The HKSAR Government is studying possible amendments to the Personal Data (Privacy) Ordinance (PDPO) jointly with the Office of the Privacy Commissioner for Personal Data (PCPD) to strengthen personal data protection in Hong Kong. The Government is now considering the following amendment directions:

a.

establishing a mandatory data breach notification mechanism;

b.

strengthening the regulation on data retention period;

c.

reviewing penalties of non-compliance with the PDPO by raising relevant criminal fines and exploring the feasibility of introducing a direct administrative fine;

d.

regulating data processors directly to strengthen protection towards personal data being processed; and

e.

amending the definition of “personal data” to cover information relating to an “identifiable” natural person.
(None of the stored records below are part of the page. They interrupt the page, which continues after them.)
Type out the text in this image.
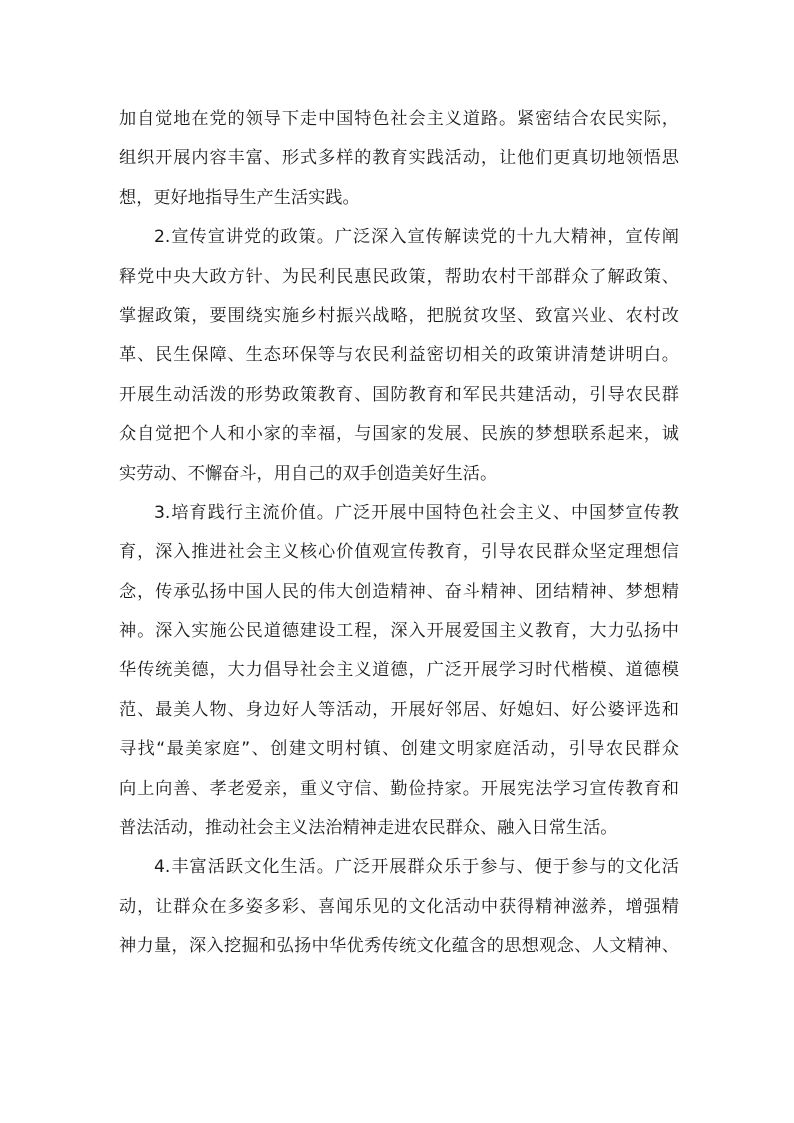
加自觉地在党的领导下走中国特色社会主义道路。紧密结合农民实际，
组织开展内容丰富、形式多样的教育实践活动，让他们更真切地领悟思
想，更好地指导生产生活实践。
2.宣传宣讲党的政策。广泛深入宣传解读党的十九大精神，宣传阐
释党中央大政方针、为民利民惠民政策，帮助农村干部群众了解政策、
掌握政策，要围绕实施乡村振兴战略，把脱贫攻坚、致富兴业、农村改
革、民生保障、生态环保等与农民利益密切相关的政策讲清楚讲明白。
开展生动活泼的形势政策教育、国防教育和军民共建活动，引导农民群
众自觉把个人和小家的幸福，与国家的发展、民族的梦想联系起来，诚
实劳动、不懈奋斗，用自己的双手创造美好生活。
3.培育践行主流价值。广泛开展中国特色社会主义、中国梦宣传教
育，深入推进社会主义核心价值观宣传教育，引导农民群众坚定理想信
念，传承弘扬中国人民的伟大创造精神、奋斗精神、团结精神、梦想精
神。深入实施公民道德建设工程，深入开展爱国主义教育，大力弘扬中
华传统美德，大力倡导社会主义道德，广泛开展学习时代楷模、道德模
范、最美人物、身边好人等活动，开展好邻居、好媳妇、好公婆评选和
寻找“最美家庭”、创建文明村镇、创建文明家庭活动，引导农民群众
向上向善、孝老爱亲，重义守信、勤俭持家。开展宪法学习宣传教育和
普法活动，推动社会主义法治精神走进农民群众、融入日常生活。
4.丰富活跃文化生活。广泛开展群众乐于参与、便于参与的文化活
动，让群众在多姿多彩、喜闻乐见的文化活动中获得精神滋养，增强精
神力量，深入挖掘和弘扬中华优秀传统文化蕴含的思想观念、人文精神、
The proposed amendments were prompted by major data breach incidents, including the recent surge of “doxing”-related complaints, the leakage of personal data of 9.4 million passengers of Cathay Pacific Airways in October 2018 and security loopholes identified in the online procedures of TransUnion (Hong Kong’s official consumer credit reference agency) for obtaining personal credit information in November 2018.

The PCPD completed a compliance investigation into TransUnion (click here for the full report) and is looking to conduct a comprehensive review of the Code of Practice on Consumer Credit Data (Code) which provides guidance on the handling of consumer credit data by credit reference agencies.

Banks should be prepared to put in place appropriate measures including regular reviews of their corporate-wide privacy strategy in light of the proposed amendments to the PDPO.